We know Melanie Laurent as the Shosanna from 'Inglourious Basterds' and she was also recently in the excellent Denis Villeneuve film 'Enemy'. I haven't seen any of her French films and Respire is the second feature film that she has directed. The first half of the film largely deals with their friendship and its subsequent breakdown which largely occurs during a vacation that they take. It is something that I have not seen being dealt with in films in a subtle way like this film does. I have a particular theory about friendship/acquaintances based on my own experiences of it. If you go in without any prejudice, then you will first notice only the very good qualities of a particular person. Gradually over time you start noticing the bad qualities and reach a phase where you cannot stand that person at all. At this point you evaluate the whole point of it by weighing the things in terms of good and bad and make a decision as to where you want to go with it. This is something that I have experienced with all of my acquaintances and I don't know if it is the same for others. In this film, at least for Sarah it is indeed how it goes. For Charlie it is not necessarily so and she ends up being quite similar to how her mother is with respect to her father.
I would have preferred the film to carry on like it was in the first half without taking any drastic turns in terms of its plot. But that would be projecting my own expectations into the film and judging it based on that, which is not fair. Charlie finds out that there is a reason for Sarah to behave the way she does and she opts to take a patronizing tone which doesn't go down well with Sarah leading to drastic deterioration in their relationship. The title respire/breathe comes from analogy of suffocative relationships that Charlie experiences with her own asthmatic condition. In the final scene where she reflects on the drastic action that she took, it is shown that she recovers from her asthmatic attack without the aid of inhaler. At this point we can go back to the beginning of the film where one of her teacher asks the class whether pursuing a passion means you are compromising your freedom or not. For Charlie, her relationship with Sarah becomes her passion and when she finally ends that relationship, we are still not sure whether she gets more freedom even though she kind of gets over her asthma.

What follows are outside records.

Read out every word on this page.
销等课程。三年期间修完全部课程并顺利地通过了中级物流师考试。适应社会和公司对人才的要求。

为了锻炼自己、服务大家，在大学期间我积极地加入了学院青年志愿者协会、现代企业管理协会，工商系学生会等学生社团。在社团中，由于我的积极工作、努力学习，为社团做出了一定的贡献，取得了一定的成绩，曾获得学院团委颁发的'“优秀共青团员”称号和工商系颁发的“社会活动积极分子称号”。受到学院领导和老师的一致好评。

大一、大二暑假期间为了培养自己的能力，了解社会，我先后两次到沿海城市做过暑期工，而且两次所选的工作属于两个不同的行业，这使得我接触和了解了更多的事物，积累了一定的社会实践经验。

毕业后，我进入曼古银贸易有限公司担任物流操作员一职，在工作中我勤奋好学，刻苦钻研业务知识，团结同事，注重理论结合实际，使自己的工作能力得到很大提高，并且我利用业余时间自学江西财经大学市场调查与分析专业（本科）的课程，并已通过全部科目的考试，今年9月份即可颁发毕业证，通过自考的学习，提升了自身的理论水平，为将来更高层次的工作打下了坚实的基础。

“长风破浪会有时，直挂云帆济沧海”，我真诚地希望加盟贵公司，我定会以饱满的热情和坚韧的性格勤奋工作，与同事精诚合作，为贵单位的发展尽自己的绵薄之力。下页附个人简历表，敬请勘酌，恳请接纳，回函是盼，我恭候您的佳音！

Overall it is a great watch but I would have preferred it to go like it did in the first half without anything drastic happening. It is an adaptation of novel with the same name by Anne-Sophie Brasme. Melanie Laurent direction is very assured and one will be reminded of Sofia Coppola's films in terms of its tone. It could very well have been done with male protagonists. I will certainly keep an eye out for other works from the director.